Our research involves developing high-efficiency, low environmental impact combustion technologies for fossil fuels as well as refining carbon-free combustion technologies for fuels such as hydrogen and biomass. Theose studies are promoted by utilizing tools such as high spatial and temporal resolution lasers to measure flow, chemical species and temperature, and high-performance simulations of reactive fluids and solids to gain a better understanding of the phenomenon at hand.
The development guidelines for high-efficiency heat utilization technologies and for heat-loss reduction technologies based on process analysis simulations in power generation plants and design optimization via machine learning are also proposed. These research efforts take place in industry-academia collaborative environments.
【Lead examiners : Professor Yoshisato Kimura, Associate Professor Kazuhiko Maeda】
Achieving the goals of the InfoSyEnergy Research and Education Consortium—which include the realization of renewable energy systems and an ambient energy society—requires a prompt shift to sustainable development. Our research focuses on establishing the innovative fundamental technologies of the future. To that end, we will establish flexible systems to foster cooperative research between consortium member companies and Tokyo Tech.
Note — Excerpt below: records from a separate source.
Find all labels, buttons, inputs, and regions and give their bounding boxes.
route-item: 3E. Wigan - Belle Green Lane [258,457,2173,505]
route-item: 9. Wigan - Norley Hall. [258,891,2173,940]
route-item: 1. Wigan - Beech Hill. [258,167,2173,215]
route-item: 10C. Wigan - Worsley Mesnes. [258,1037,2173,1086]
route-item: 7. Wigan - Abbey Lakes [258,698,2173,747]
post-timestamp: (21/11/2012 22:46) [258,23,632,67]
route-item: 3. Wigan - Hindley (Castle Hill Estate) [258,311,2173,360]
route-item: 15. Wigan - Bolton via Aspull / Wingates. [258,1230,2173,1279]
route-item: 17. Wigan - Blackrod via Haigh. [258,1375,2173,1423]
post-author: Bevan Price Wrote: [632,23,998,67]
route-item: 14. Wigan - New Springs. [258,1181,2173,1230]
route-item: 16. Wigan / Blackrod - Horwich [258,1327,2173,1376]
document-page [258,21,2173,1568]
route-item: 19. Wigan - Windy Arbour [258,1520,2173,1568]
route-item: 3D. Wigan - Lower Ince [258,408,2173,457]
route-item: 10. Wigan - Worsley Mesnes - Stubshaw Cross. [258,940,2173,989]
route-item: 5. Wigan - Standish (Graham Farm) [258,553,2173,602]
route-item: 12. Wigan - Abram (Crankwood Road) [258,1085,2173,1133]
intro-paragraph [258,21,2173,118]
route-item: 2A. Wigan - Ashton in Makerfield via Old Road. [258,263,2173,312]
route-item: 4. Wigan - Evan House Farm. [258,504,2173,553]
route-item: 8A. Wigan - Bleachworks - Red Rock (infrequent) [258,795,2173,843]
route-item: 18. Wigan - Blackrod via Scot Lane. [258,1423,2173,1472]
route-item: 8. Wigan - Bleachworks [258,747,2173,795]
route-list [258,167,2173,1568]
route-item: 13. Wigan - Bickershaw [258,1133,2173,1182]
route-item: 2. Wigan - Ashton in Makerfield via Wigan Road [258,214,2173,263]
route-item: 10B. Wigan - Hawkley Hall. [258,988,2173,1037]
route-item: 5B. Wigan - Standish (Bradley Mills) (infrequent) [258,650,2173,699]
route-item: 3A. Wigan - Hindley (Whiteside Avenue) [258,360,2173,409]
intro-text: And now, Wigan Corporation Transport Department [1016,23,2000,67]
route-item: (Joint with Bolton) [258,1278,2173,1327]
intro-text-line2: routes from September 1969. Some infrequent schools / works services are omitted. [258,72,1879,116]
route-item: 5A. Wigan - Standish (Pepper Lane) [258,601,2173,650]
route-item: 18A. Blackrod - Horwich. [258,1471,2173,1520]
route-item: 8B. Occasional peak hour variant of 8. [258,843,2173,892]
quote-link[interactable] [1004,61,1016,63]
Our team consists primarily of faculty members who are leading specialists in the field of materials, which will be crucial to developing new energy devices. We provide a research environment suitable for the exploration of topics ranging from the scientific principles of elemental technologies to applied technologies for social implementation, whether that involves searching for new substances, processes for synthesizing and manufacturing materials, material design and development or otherwise. When considering the tasks of controlling global warming and solving the environmental energy problem from a global perspective, it is clear that the role of apanese companies and universities must be carefully reexamined and refined from the ground up. To realize the diverse future visions that each consortium member company strives for, Tokyo Tech researchers are advancing collaborative research for creating new ideas and acquiring innovative technologies.
【Lead examiners : Professor Yuya Kajikawa, Professor Kazuyoshi Hidaka, Associate Professor Ryosuke Nishida】
Energy systems have entered a transformational period, with diverse factors interacting in complex ways. This interaction includes technological factors such as the advancement of renewable energy, and policy and institutional factors related to aspects such as electrical power system reform and energy security. In a deeper sense, it also encompasses their impact on the automotive and information device industries; their influence on social aspects such as energy security, environmental preservation and lifestyle convenience; and the creation of new services that use data from distributed energy systems.
The goal of our research is to raw up future energy scenarios and present a vision of an appealing energy society. We do this through analyses of technological trends and other aspects, based on academic knowledge, objective facts and data. To realize that vision, we are also striving to advance research, design systems, propose services and more through industry-government-academia-social collaborations.